Ok … I tried. Did not change anything :(

It could be that your ISP is blocking ICMP inbound. Do they give you a modem or router ? if yes then try pinging that from the outside and also from your pfSense.

I dont think so. When I had IPcop, I had no ping problem, and I tried direct Internet connection and I can ping too.

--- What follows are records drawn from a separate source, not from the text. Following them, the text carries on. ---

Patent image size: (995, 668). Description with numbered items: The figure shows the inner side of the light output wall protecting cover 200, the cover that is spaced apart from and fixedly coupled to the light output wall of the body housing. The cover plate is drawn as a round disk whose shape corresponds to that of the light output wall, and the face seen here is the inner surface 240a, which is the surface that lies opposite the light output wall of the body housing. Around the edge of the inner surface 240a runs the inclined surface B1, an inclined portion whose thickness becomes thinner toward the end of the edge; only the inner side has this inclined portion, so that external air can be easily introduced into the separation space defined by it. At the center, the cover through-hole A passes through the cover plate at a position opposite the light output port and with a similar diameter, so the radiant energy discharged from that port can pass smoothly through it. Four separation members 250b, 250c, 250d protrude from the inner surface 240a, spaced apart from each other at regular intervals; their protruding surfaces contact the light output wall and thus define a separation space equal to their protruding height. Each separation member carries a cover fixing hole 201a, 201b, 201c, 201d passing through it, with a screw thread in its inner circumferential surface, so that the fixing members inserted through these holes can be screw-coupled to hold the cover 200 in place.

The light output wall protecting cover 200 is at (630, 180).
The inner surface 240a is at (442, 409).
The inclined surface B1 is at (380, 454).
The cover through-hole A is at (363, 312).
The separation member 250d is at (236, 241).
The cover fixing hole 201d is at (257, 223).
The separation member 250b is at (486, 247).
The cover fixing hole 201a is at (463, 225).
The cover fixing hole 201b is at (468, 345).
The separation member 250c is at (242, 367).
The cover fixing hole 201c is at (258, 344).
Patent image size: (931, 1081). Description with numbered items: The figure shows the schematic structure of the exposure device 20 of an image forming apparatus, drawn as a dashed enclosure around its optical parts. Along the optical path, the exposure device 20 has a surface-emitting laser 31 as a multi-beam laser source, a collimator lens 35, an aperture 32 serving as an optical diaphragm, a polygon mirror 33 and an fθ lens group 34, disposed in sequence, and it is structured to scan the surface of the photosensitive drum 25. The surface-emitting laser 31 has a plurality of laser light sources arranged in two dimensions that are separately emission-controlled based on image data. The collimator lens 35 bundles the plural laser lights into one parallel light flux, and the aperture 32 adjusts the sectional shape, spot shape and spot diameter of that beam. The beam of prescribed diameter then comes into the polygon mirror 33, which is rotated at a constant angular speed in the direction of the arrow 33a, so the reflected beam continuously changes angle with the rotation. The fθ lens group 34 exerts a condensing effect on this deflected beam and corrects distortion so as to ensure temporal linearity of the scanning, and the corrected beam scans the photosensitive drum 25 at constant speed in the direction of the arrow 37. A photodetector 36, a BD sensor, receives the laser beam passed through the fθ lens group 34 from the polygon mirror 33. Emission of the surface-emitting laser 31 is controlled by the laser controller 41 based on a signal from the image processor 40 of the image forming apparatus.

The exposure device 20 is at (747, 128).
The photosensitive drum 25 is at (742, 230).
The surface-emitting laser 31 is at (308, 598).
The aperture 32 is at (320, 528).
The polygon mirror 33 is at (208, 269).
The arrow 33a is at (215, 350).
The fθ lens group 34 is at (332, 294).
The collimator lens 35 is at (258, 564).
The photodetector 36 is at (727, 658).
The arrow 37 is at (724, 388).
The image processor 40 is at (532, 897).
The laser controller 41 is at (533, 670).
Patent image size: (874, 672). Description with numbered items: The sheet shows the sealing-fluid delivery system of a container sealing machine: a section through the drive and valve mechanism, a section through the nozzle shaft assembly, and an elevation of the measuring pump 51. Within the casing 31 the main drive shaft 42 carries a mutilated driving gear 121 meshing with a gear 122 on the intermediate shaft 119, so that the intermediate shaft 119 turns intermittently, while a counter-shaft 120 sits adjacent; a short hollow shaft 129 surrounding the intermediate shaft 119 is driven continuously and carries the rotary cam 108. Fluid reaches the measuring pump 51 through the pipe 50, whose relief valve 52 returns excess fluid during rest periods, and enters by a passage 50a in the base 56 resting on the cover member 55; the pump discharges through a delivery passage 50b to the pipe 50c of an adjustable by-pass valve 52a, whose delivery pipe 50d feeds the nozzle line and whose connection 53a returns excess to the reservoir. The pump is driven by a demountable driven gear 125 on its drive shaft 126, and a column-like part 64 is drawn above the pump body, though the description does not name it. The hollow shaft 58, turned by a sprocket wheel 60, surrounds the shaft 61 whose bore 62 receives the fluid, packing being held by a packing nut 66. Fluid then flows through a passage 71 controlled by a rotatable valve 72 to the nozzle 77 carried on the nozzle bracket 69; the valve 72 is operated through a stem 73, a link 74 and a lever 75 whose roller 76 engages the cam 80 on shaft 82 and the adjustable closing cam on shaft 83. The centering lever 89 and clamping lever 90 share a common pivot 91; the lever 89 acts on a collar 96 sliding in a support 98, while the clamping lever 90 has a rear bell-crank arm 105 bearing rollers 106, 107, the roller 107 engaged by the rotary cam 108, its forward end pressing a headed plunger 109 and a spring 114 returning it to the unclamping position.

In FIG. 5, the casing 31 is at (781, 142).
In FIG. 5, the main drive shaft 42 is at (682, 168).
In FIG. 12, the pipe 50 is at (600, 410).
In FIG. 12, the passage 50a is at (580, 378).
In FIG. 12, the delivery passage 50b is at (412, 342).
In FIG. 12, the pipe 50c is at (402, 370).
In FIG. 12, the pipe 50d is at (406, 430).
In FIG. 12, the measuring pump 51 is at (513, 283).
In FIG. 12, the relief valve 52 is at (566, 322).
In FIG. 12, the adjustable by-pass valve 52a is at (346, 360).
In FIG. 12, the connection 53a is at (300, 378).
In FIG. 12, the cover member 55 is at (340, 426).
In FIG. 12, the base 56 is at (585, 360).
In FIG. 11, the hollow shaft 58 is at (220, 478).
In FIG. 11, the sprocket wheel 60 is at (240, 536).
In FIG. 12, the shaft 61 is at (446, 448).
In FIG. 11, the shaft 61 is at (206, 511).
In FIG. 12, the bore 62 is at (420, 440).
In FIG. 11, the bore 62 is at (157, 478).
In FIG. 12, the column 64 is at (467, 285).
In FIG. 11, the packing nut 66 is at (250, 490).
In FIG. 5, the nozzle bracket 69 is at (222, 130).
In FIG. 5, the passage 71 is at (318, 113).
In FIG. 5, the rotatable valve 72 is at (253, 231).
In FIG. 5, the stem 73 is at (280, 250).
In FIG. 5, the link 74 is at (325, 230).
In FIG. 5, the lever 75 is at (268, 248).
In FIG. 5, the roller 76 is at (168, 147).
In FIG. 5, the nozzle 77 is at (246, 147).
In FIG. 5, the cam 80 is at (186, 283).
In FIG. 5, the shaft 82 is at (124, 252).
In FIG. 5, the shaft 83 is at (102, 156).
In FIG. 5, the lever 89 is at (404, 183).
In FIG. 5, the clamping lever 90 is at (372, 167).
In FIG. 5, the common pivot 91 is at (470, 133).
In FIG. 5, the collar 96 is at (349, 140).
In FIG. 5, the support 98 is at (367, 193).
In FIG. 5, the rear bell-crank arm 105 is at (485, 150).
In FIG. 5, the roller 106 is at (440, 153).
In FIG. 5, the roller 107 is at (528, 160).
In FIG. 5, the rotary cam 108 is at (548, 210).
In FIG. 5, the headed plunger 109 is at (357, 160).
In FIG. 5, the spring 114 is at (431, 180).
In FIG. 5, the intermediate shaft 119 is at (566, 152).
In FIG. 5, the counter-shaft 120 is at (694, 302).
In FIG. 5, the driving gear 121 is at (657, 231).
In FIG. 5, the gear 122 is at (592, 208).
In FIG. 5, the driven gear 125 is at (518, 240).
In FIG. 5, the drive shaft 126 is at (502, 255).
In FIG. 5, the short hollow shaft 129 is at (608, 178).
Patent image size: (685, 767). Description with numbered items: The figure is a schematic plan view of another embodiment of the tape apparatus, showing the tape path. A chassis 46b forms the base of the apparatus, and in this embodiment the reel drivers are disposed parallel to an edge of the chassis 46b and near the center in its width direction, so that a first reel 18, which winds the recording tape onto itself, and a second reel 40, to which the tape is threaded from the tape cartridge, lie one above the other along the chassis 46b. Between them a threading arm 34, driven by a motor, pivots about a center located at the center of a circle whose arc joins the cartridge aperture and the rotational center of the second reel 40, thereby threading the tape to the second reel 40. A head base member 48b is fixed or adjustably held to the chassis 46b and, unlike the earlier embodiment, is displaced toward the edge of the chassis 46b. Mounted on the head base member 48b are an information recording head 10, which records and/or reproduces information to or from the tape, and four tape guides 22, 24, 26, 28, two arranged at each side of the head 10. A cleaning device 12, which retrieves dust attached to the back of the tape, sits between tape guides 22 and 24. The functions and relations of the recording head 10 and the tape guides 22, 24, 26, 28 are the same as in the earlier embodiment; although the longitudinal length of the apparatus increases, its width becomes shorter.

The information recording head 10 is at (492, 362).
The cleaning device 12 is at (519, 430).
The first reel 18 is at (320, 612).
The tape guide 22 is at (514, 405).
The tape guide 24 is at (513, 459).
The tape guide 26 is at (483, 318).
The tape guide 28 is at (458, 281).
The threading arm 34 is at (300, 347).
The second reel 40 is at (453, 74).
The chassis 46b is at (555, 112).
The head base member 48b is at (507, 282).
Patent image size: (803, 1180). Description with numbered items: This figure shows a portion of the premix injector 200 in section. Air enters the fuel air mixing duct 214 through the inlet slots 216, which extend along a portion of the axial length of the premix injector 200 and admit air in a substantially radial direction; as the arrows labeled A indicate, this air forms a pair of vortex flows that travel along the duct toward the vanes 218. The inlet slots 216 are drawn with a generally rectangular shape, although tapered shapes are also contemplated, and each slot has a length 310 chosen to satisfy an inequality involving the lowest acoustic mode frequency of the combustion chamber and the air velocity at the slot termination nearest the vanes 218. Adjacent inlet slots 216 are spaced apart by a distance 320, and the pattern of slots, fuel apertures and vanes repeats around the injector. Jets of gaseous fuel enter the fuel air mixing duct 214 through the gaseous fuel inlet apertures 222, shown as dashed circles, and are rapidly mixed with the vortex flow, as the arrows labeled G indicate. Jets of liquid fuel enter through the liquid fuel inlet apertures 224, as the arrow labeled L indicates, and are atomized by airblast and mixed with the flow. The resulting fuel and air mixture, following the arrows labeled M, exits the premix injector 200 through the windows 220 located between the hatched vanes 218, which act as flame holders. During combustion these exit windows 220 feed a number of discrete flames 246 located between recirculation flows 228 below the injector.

This situation is very strange.

yoda715

@KiaN:

Here is the firewall log :
BLOCKED Nov 27 15:01:21 WAN 62.210.xxx.xxx 82.245.xxx.xxx ICMP

And the icon says :
@62 BLOCK DROP IN QUICK ALL LABEL "DEFAULT BLOCK ALL JUST TO BE SURE"

My firewall rule :
**ICMP  62.210.xxx.xxx  *  *  *  ***

You may not have an explicit deny rule, but there is a default deny for all rules when they are not explicitly passed. That being said, something is wrong with your current rule that is causing the icmp traffic to not match that rule, and therefore make it all the way down to the implicit deny rule.

I would double check you have the source IP correct. If you do, try opening source to any and see if you get replies. If you do, set that rule to log and see if you've got the source ip correct.

Also, what version of pfsense are you running?

KiaN

pfSense 1.0, I still did not find the time to upgrade. Nevertheless, my problem is solved : I rebooted the box, and now everything works fine … I dont understand but nevermind.

KiaN

Ok, now I get it :

@hoba:

Btw, you should upgrade to 1.0.1. 1.0 had a really annoying bug where rules sometimes were not reloaded.

yoda715

@KiaN:

Ok, now I get it :

@hoba:

Btw, you should upgrade to 1.0.1. 1.0 had a really annoying bug where rules sometimes were not reloaded.

Yep, tis why I asked what version you were running. Glad to hear its working now :).